POUR UNE MONTAGNE VIVANTE ET SOUVERAINE
La montagne française est souvent regardée comme un ensemble homogène. Pourtant, il n’existe pas une montagne, mais des montagnes. C’est précisément l’un des intérêts de cette proposition de loi que de rappeler cette réalité. Entre les Alpes du Nord, les Pyrénées, le massif corse, les Vosges, le Jura, nos massifs d’outre-mer ou encore le Massif central – le meilleur pour la fin (Sourires) –, les réalités économiques, sociales, climatiques et démographiques divergent profondément. Ainsi, dans le Livradois-Forez, au cœur de ma circonscription, nous ne faisons pas face aux mêmes problèmes que la Haute-Savoie, avec ses grands domaines skiables, mais nous partageons des difficultés et des enjeux qu’aborde directement ce texte transpartisan.
Nous pensons que le concept de différenciation territoriale, que l’on peut discuter sur le fond, doit avant tout trouver une traduction concrète dans des outils législatifs qui permettront de renforcer l’égalité des droits et d’accès aux services publics fondamentaux et de favoriser un développement équilibré des territoires de montagne.
L’égalité territoriale ne consiste pas à appliquer partout les mêmes règles. Au contraire, elle consiste à adapter l’action publique pour garantir à chacun les mêmes droits et la possibilité de vivre, de travailler et de rester au pays. C’est ce principe fondateur – l’adaptation des politiques nationales aux spécificités des territoires de montagne – qu’avait posé la première loi « montagne » de 1985. Celle de 2016, malgré de nombreuses insuffisances, l’avait prolongé.
Depuis, les défis auxquels les territoires de montagne doivent faire face se sont largement accentués. Le changement climatique frappe de plein fouet tous les massifs, avec des sécheresses récurrentes, qui fragilisent l’agriculture, la gestion forestière et la gestion de l’eau ; avec des risques naturels qui se multiplient et qui appellent certains modèles économiques à évoluer.

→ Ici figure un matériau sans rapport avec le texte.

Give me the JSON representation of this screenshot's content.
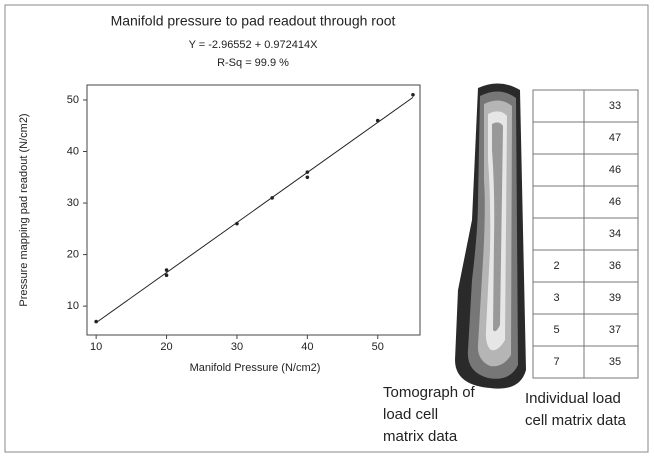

Dans le même temps, les services publics reculent et les fractures et inégalités territoriales s’aggravent. Les territoires de montagne ne sont pas une contrainte pour notre pays, ils sont au contraire une richesse immense. Une richesse humaine, agricole, forestière, environnementale, culturelle et énergétique. Ces territoires contribuent pleinement à notre souveraineté alimentaire, à la préservation de la biodiversité, à la gestion de la ressource en eau et à l’équilibre de nombreux territoires ruraux.
Pour préserver cette richesse, l’action publique doit savoir s’adapter. Elle doit reconnaître les contraintes spécifiques de la montagne, comme celles de tout territoire rural. L’adaptation des politiques publiques est une condition essentielle de la lutte contre le sentiment d’abandon que beaucoup – et, hélas, de plus en plus – d’habitants de nos territoires peuvent ressentir lorsque les services publics ferment, lorsque des décisions sont prises loin du terrain ou lorsque les mêmes règles s’appliquent partout, sans tenir compte des réalités locales.
Dans ce contexte, la proposition de loi a le mérite de remettre brièvement – trop, peut-être ? – la montagne au cœur du débat national. Comme « un tiens vaut mieux que deux tu l’auras », j’ai souhaité cosigner ce texte, même s’il n’est pas exempt d’insuffisances.
Il contient plusieurs avancées utiles. Je pense à la meilleure prise en compte des spécificités de la montagne dans les décisions qui organisent la carte scolaire, à la reconnaissance des difficultés d’accès au soin, même si le texte ne va pas assez loin dans ce domaine, à l’adaptation des règles d’urbanisme, très attendue, notamment par les élus ruraux, au soutien aux outils de transformation agricole de proximité, essentiels à la valorisation des produits de la montagne, à la volonté de mieux prendre en compte les charges spécifiques que supportent les communes de montagne et à l’enjeu de transformation de la mobilité, avec des infrastructures électriques. Je pense également aux dispositions relatives aux sports de nature, qui contribuent à la vitalité économique et touristique de nombreux territoires.
Néanmoins, il faut considérer cette proposition de loi avec lucidité. Si elle ouvre la voie à un véritable acte III de la loi « montagne », les moyens financiers spécifiques accordés aux politiques différenciées dans les territoires de montagne restent absents – ils sont pourtant le nerf de la guerre.
Chacun le sait ici, les communes de montagne ne pourront pas relever seules les défis auxquels elles devront faire face. La proposition de loi ouvre un débat utile et nécessaire, qui s’inscrit dans le prolongement de l’esprit de la loi « montagne » adoptée il y a quarante ans. Le groupe de la Gauche démocrate et républicaine le soutiendra et je forme le vœu que nos débats en séance permettent encore de l’améliorer.